Josephine Asher has plenty of support for her argument that men are becoming less manly and women less womanly. Gender is getting bendier. But is that a bad thing?
Once upon a time men and women had much more well-defined roles. Man works. Woman does housey-type stuff. Now such simplicity is only seen in detergent commercials.
Those stereotypes serve a purpose of sorts. They are a quick and easy way to sketch out an idea. But they are ultimately misleading.
Because, as some bright spark once observed, there is greater variation within any human group than there is between them.
In many places in the world poverty, culture, history or religion dictate very different roles for men and women. Religion particularly has played a large role in maintaining a male dominance left over from prehistoric times when muscle was king so man was boss.
But, in most Australian societies, the chains that bind some traits to men and some to women are loosening, if not broken. Not to sound all postmodern, but the neat little gender boxes have been opened, and the
contents strewn around.
Women haven’t become more like men. Men are not becoming more like women. In a more free society, both are just free (er) to be themselves without having to satisfy preconceived ideas of what it
takes to be a bloke or a lady.
One of my favourite shows this year, in a car-crash-trash-can’t-take-my-eyes-off-it kind of way, was Ladette to Lady.
It was so wrong. Disturbingly feral chicks urinating in gutters and flashing their bits at strangers, taken into a British finishing school to become ladies.
They went from wrong to wrong (er). Learning to make bland small talk, sit with their ankles crossed, to make dainty cakes to keep men of dubiously regal lineage happy. That was success.
It was hugely entertaining, but hideous because it implied that it was a male prerogative to drink too much and act like a dimwit, while it’s a female’s place to simper and sip tea.
Damn it, women have earned the right to fall over drunk without having their female-ness questioned, surely. And men like tea, too.
Feminism – which some rail against as a strident denial of the feminine - started as a way to right a wrong. And it did. But now it has mostly mellowed and become a broader, less well defined idea, which blends at the edges with more general arguments about human rights and fairness and freedom.
The residual notion is, or should be, about equal opportunities. Not triumphalism or adversarial gender politics. Just a fair shake of the sauce bottle.
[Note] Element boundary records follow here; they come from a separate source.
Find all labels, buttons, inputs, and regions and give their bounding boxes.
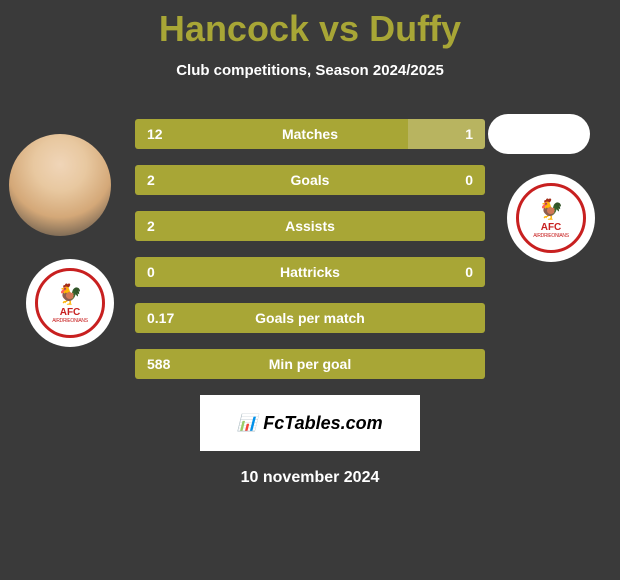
player-right-avatar	[488, 114, 590, 154]
stat-bar-hattricks: 0 0 Hattricks	[135, 257, 485, 287]
club-badge-left-inner: 🐓 AFC AIRDRIEONIANS	[35, 268, 105, 338]
stat-left-value: 2	[147, 172, 155, 188]
rooster-icon: 🐓	[58, 282, 83, 307]
vs-text: vs	[319, 8, 359, 49]
stat-right-value: 0	[465, 172, 473, 188]
stat-left-value: 0	[147, 264, 155, 280]
comparison-title: Hancock vs Duffy	[0, 0, 620, 50]
club-name-right: AIRDRIEONIANS	[533, 233, 569, 239]
stat-label-hattricks: Hattricks	[280, 264, 340, 280]
rooster-icon: 🐓	[539, 197, 564, 222]
stat-left-value: 12	[147, 126, 163, 142]
club-abbreviation-left: AFC	[60, 307, 81, 318]
club-badge-left: 🐓 AFC AIRDRIEONIANS	[26, 259, 114, 347]
date-text: 10 november 2024	[0, 469, 620, 487]
club-abbreviation-right: AFC	[541, 222, 562, 233]
stat-bar-matches: 12 1 Matches	[135, 119, 485, 149]
stat-left-value: 2	[147, 218, 155, 234]
branding-chart-icon: 📊	[237, 413, 257, 433]
stat-left-matches: 12	[135, 119, 408, 149]
stat-right-value: 0	[465, 264, 473, 280]
stat-left-value: 0.17	[147, 310, 174, 326]
player-right-name: Duffy	[369, 8, 461, 49]
player-left-avatar	[9, 134, 111, 236]
stat-label-gpm: Goals per match	[255, 310, 365, 326]
stat-right-value: 1	[465, 126, 473, 142]
stat-bar-assists: 2 Assists	[135, 211, 485, 241]
branding-text: FcTables.com	[263, 413, 382, 434]
club-badge-right-inner: 🐓 AFC AIRDRIEONIANS	[516, 183, 586, 253]
club-name-left: AIRDRIEONIANS	[52, 318, 88, 324]
stat-label-assists: Assists	[285, 218, 335, 234]
stat-bar-goals: 2 0 Goals	[135, 165, 485, 195]
branding-box[interactable]: 📊 FcTables.com	[200, 395, 420, 451]
stat-right-matches: 1	[408, 119, 485, 149]
stat-bars-container: 12 1 Matches 2 0 Goals 2 Assists 0 0	[135, 119, 485, 379]
content-area: 🐓 AFC AIRDRIEONIANS 🐓 AFC AIRDRIEONIANS …	[0, 119, 620, 487]
stat-left-value: 588	[147, 356, 170, 372]
stat-label-matches: Matches	[282, 126, 338, 142]
player-left-name: Hancock	[159, 8, 309, 49]
club-badge-right: 🐓 AFC AIRDRIEONIANS	[507, 174, 595, 262]
stat-label-goals: Goals	[291, 172, 330, 188]
subtitle-text: Club competitions, Season 2024/2025	[0, 62, 620, 79]
stat-bar-min-per-goal: 588 Min per goal	[135, 349, 485, 379]
stat-bar-goals-per-match: 0.17 Goals per match	[135, 303, 485, 333]
stat-label-mpg: Min per goal	[269, 356, 351, 372]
To say that women need to be like men to be equal with them is a gross oversimplification. Not least because no one is perfectly equal.
Equality is a sort of Platonic ideal, an unreachable but noble and worthwhile goal. The idea of equal implies a race with a strict starting point and a definitive end point. That’s not how life works.
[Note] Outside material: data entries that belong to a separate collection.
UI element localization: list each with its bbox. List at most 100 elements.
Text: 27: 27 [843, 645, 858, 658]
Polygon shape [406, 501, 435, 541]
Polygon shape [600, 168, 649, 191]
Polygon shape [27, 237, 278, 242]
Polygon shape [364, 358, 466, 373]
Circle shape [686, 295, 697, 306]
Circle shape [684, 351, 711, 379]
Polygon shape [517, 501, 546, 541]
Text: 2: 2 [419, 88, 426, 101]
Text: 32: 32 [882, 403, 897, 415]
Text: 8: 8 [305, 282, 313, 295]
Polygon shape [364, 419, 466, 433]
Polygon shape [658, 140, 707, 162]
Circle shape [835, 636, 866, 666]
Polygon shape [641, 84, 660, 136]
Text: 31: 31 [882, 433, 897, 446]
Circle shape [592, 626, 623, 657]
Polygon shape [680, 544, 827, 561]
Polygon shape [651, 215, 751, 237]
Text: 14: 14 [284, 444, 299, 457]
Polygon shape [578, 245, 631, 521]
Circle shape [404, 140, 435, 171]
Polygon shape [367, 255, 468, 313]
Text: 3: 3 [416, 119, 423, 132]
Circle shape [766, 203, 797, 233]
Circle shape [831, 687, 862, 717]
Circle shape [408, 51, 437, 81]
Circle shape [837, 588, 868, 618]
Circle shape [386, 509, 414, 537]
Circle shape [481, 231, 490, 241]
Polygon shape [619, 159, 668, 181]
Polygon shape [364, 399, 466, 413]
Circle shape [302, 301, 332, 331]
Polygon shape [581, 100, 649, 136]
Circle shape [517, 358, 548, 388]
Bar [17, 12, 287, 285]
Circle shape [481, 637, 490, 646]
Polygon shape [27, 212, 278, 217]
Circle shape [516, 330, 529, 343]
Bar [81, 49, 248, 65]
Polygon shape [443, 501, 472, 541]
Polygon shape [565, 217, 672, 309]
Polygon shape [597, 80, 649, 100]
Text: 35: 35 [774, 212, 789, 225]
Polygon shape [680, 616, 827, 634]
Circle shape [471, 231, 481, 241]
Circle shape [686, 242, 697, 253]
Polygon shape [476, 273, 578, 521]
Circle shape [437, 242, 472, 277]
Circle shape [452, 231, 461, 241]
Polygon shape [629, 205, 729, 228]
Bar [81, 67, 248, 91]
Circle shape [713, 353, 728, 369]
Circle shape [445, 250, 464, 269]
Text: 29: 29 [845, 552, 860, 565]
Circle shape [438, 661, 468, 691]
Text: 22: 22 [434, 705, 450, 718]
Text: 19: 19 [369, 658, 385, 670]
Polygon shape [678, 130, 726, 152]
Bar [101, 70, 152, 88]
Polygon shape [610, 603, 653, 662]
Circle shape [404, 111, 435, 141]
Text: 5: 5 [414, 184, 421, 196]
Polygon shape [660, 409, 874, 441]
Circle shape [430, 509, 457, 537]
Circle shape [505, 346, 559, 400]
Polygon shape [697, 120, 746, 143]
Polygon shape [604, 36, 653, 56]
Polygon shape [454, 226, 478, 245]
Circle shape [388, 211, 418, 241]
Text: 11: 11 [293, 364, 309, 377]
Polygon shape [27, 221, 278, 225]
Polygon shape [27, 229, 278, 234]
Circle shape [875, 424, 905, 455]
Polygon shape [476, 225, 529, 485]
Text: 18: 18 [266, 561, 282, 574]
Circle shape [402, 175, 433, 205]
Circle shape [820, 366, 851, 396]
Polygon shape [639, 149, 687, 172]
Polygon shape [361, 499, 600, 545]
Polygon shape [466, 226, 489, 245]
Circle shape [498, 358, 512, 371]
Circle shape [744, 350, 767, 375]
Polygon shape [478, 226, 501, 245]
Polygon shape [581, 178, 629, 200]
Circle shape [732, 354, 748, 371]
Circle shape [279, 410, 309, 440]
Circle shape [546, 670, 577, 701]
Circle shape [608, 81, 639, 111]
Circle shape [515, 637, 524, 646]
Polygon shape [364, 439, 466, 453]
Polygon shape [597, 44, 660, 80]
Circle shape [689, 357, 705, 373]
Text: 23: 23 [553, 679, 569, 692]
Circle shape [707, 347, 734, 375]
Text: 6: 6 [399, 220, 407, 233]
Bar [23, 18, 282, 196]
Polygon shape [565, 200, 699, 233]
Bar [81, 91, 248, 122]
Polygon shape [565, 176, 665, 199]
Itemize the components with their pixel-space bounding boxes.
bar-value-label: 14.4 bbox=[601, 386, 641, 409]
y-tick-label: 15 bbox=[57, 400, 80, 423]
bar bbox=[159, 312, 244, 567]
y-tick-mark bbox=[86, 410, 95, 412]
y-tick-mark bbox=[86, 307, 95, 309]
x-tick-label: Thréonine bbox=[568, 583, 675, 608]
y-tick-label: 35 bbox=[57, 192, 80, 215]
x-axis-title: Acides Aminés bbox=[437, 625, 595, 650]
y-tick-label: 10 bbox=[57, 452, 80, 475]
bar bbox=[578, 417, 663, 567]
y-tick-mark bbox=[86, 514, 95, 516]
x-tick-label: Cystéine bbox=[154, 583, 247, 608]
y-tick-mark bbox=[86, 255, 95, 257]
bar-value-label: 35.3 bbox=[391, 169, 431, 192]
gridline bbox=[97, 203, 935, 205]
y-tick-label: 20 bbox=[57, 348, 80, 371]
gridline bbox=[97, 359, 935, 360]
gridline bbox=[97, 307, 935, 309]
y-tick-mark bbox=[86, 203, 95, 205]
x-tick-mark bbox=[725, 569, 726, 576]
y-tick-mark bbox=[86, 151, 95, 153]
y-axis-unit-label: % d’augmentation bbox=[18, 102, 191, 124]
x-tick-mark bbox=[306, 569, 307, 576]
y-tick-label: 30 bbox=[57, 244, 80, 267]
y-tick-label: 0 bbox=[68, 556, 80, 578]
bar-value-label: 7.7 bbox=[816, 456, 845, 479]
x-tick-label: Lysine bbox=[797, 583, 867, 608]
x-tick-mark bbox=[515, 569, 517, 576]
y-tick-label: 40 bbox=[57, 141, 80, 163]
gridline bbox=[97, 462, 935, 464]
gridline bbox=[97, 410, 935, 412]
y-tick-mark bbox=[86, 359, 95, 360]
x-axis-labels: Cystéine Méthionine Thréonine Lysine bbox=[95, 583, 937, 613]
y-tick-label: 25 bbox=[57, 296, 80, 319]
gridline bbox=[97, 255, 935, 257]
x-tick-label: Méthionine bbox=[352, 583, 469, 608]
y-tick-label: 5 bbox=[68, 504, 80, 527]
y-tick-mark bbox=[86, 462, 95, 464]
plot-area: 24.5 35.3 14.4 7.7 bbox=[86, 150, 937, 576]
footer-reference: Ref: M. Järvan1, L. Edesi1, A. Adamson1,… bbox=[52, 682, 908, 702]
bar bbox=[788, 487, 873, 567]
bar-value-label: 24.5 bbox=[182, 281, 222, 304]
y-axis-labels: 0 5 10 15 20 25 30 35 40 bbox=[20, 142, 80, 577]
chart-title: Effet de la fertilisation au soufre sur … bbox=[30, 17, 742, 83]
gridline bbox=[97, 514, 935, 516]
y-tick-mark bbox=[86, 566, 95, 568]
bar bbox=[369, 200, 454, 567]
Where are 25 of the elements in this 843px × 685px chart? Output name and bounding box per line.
In my world, I go out drinking while Bloke cooks dinner. Sometimes. Sometimes he watches soccer while I cook, and sometimes I get the takeaway on the way home from my soccer training.
He takes out the rubbish bins because I’m shit scared of the spiders that lurk around the handles. I’m tougher than him when it comes to chilli and horror films. Is that equality?
It’s a new world, and we’ve been released from the strictures of our biology in many ways. With that freedom comes new angst, new dilemmas, new challenges, and we’re still working our way through those. A surfeit of choice brings
its own difficulties.
But to seek safety and comfort by retreating to stereotypes is tedious and meaningless. There is no point clinging to past ideas of what women or men were. We are, tautologically, what we are now.
Anyway, must dash. Got to shave my legs and pluck my eyebrows before soccer. Wouldn’t want my femininity questioned. Cheerio!